Reluctance among patients ranges from absolute refusal to have a video phone unit placed in their home to a mild fear of high-tech equipment. For those who agree to the service, hospice staff regularly attempt to ease reluctance by providing training and initiating use. Staff makes routine contact with patients once a week, which allows patients time to get used to the unit.
"Attempts are made to bring the unit into the home," says Hoffman. "We show it to them and show them how it works. If they allows us to put in their home, we make contact with them once a week."
The routine contact, says Hoffman, is used to follow up on items from previous visits, such as medication and care. Caregivers are also given the opportunity to ask questions of clinical staff or discuss concerns, just as they would during a home visit.
Staff, on the other hand, must be more involved in order to gain needed internal acceptance. Just like patients, staffs need both training and time to get used to the technology, says Doolittle.
Doolittle offers the following steps for hospices considering implementing telemedicine:
• Training. Staff should become very familiar with the technology. Any hint of unfamiliarity with the technology undermines the training of patients. Doolittle recommends applying the technology to office operations to get staff accustomed to it. For example, a hospice could set up the video phones for meetings with remote staff.
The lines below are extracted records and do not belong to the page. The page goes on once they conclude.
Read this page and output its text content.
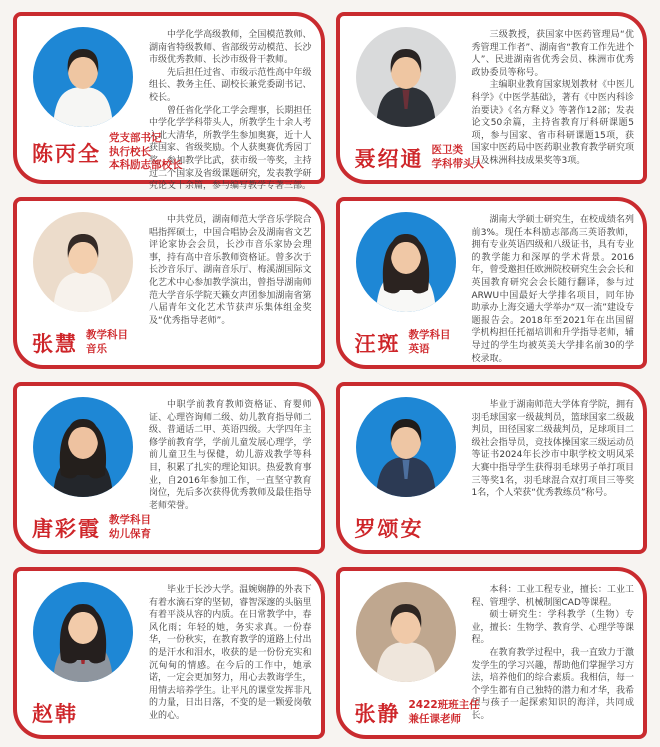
中学化学高级教师，全国模范教师、湖南省特级教师、省部级劳动模范、长沙市级优秀教师、长沙市级骨干教师。

先后担任过省、市级示范性高中年级组长、教务主任、副校长兼党委副书记、校长。

曾任省化学化工学会理事，长期担任中学化学学科带头人，所教学生十余人考入北大清华，所教学生参加奥赛，近十人获国家、省级奖励。个人获奥赛优秀园丁奖，参加教学比武，获市级一等奖，主持过二个国家及省级课题研究，发表教学研究论文十余篇，参与编写教学专著三部。

陈丙全
党支部书记
执行校长
本科励志部校长

三级教授，获国家中医药管理局“优秀管理工作者”、湖南省“教育工作先进个人”、民进湖南省优秀会员、株洲市优秀政协委员等称号。

主编职业教育国家规划教材《中医儿科学》《中医学基础》，著有《中医内科诊治要诀》《名方释义》等著作12部；发表论文50余篇，主持省教育厅科研课题5项，参与国家、省市科研课题15项，获国家中医药局中医药职业教育教学研究项目及株洲科技成果奖等3项。

聂绍通 医卫类
学科带头人

中共党员，湖南师范大学音乐学院合唱指挥硕士，中国合唱协会及湖南省文艺评论家协会会员，长沙市音乐家协会理事，持有高中音乐教师资格证。曾多次于长沙音乐厅、湖南音乐厅、梅溪湖国际文化艺术中心参加教学演出，曾指导湖南师范大学音乐学院天籁女声团参加湖南省第八届青年文化艺术节获声乐集体组金奖及“优秀指导老师”。

张慧 教学科目
音乐

湖南大学硕士研究生，在校成绩名列前3%。现任本科励志部高三英语教师，拥有专业英语四级和八级证书，具有专业的教学能力和深厚的学术背景。2016年，曾受邀担任欧洲院校研究生会会长和英国教育研究会会长随行翻译，参与过ARWU中国最好大学排名项目，同年协助承办上海交通大学举办“双一流”建设专题报告会。2018年至2021年在出国留学机构担任托福培训和升学指导老师，辅导过的学生均被英美大学排名前30的学校录取。

汪斑 教学科目
英语

中职学前教育教师资格证、育婴师证、心理咨询师二级、幼儿教育指导师二级、普通话二甲、英语四级。大学四年主修学前教育学，学前儿童发展心理学，学前儿童卫生与保健，幼儿游戏教学等科目，积累了扎实的理论知识。热爱教育事业，自2016年参加工作，一直坚守教育岗位，先后多次获得优秀教师及最佳指导老师荣誉。

唐彩霞 教学科目
幼儿保育

毕业于湖南师范大学体育学院，拥有羽毛球国家一级裁判员，篮球国家二级裁判员，田径国家二级裁判员，足球项目二级社会指导员，竞技体操国家三级运动员等证书2024年长沙市中职学校文明风采大赛中指导学生获得羽毛球男子单打项目三等奖1名，羽毛球混合双打项目三等奖1名，个人荣获“优秀教练员”称号。

罗颂安

毕业于长沙大学。温婉娴静的外表下有着水滴石穿的坚韧，睿智深邃的头脑里有着平淡从容的内质。在日常教学中，春风化雨；年轻的她，务实求真。一份春华，一份秋实，在教育教学的道路上付出的是汗水和泪水，收获的是一份份充实和沉甸甸的情感。在今后的工作中，她承诺，一定会更加努力，用心去教诲学生，用情去培养学生。让平凡的课堂发挥非凡的力量，日出日落，不变的是一颗爱岗敬业的心。

赵韩

本科：工业工程专业，擅长：工业工程、管理学、机械制图CAD等课程。

硕士研究生：学科教学（生物）专业，擅长：生物学、教育学、心理学等课程。

在教育教学过程中，我一直致力于激发学生的学习兴趣，帮助他们掌握学习方法，培养他们的综合素质。我相信，每一个学生都有自己独特的潜力和才华，我希望与孩子一起探索知识的海洋，共同成长。

张静 2422班班主任
兼任课老师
• Identify key staff. Single out staff from each discipline to champion telehospice. Choose staff members who are excited about the new technology to push its implementation and act as consultants for other staff that have questions.
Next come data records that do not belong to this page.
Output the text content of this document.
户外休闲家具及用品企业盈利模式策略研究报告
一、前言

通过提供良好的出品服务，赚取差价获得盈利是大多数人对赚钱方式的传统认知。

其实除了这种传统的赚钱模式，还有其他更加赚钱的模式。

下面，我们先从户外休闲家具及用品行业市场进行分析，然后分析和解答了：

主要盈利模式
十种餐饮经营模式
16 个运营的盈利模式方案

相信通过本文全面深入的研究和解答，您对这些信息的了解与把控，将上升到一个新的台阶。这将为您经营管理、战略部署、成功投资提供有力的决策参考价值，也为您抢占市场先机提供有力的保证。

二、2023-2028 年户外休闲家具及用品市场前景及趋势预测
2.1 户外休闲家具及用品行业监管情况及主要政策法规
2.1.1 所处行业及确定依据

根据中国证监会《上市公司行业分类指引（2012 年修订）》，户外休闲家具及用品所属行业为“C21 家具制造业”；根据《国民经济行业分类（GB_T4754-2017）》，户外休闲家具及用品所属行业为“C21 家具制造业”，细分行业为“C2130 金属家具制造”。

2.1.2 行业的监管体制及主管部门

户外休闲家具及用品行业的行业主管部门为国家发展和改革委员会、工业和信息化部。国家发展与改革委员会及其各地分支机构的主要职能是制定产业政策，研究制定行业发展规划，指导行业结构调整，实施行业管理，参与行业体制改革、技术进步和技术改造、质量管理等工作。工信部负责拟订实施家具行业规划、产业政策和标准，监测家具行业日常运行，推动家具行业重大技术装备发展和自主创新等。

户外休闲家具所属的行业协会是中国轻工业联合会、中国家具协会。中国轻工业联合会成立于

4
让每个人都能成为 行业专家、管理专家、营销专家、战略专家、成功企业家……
• Target rural patients. While telemedicine is an appropriate service for all hospice patients, Doolittle says patients in rural settings are particularly well suited for telehospice.
Stay flexible
Two years after Kendallwood implemented its program, it is still trying to understand how to use telehospice to its maximum effectiveness. "There isn’t a standard protocol for its use," Hoffman says. "We are continually revising our protocol."
"I’m seeing some great things," Doolittle says. "I feel very positive about the results we’re seeing, but we’re still in the process of measuring its efficacy and comparing home visits to a telehospice visit."